First, it was Michael Crichton's linking horse manure to predicting the next century.

Now it's Thomas Sowell:

For thousands of years, horses had been the way to go, whether in buggies or royal coaches, whether pulling trolleys in the cities or plows on the farms. People had bet their futures on something with a track record of reliable success going back many centuries.

Were all these people to be left high and dry? What about all the other people who supplied the things used with horses-- oats, saddles, horse shoes and buggies? Wouldn't they all go falling like dominoes when horses were replaced by cars?

Unfortunately for all the good people who had in good faith gone into all the various lines of work revolving around horses, there was no compassionate government to step in with a bailout or a stimulus package.

If there's a bad analogy involving horses at the turn of the century, I haven't heard it!
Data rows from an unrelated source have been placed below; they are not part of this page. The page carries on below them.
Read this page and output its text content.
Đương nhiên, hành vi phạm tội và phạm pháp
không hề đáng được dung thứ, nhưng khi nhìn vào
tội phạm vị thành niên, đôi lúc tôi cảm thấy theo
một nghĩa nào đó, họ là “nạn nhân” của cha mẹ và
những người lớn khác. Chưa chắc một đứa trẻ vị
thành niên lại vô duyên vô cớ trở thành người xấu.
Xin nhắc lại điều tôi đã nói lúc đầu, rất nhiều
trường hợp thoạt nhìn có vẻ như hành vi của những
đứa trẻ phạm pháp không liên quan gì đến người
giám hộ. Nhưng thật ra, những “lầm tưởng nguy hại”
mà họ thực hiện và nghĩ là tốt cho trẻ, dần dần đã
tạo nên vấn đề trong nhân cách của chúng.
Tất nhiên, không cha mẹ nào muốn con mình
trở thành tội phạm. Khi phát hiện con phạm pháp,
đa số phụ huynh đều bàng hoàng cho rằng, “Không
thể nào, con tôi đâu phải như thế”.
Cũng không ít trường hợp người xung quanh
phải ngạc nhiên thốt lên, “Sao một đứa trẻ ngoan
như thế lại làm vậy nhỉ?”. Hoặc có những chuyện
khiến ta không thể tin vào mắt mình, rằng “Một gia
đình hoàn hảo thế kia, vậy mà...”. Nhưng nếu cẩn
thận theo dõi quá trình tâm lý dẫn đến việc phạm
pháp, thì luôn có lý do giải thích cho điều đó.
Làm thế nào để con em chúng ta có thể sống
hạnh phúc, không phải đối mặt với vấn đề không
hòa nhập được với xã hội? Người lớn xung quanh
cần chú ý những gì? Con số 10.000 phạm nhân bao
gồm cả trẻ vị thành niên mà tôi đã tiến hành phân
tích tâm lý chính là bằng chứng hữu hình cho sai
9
Posted by Sarah at December 18, 2008 08:51 AM | TrackBack

One problem with the horse analogy is that horses and buggies have become obsolete throughout the industrialized world, whereas American cars are not obsolete. The technological gap between American and non-American cars is not equivalent to the gap between a buggy and a horseless carriage.

But acknowledging those facts still would not justify a bailout. Obsolescence is not relevant; it's a distraction from the real issue.

Fast food restaurants are certainly not obsolete. Two neighboring shopping malls near me each have a restaurant belonging to the same chain, offering identical menu items at identical prices. Suppose one restaurant is successful and the other is ailing. Should the latter restaurant be allowed to go under, its employees "to be left high and dry?" People will protest that it's not fair that one of the twins is dying. They want cosmic justice.

But isn't failure itself a kind of justice? If the second restaurant is poorly run or in a bad location, does it deserve to be bailed out? Must others pay to shield it from the consequences of bad decisions?

As programs like these proliferate, people will grow up believing that there never will be a "day of reckoning," as Sowell put it. They tell themselves "reality is optional." They confuse the subjective with the objective. They conflate "I want" with "it is." They don't question the assumptions underlying their desires. They should follow Ayn Rand's advice and "check their premises." But they don't know how. And we all fund their ignorance with our tax dollars.

Idiocracy, here we come. Believing in electrolytes won't make crops grow.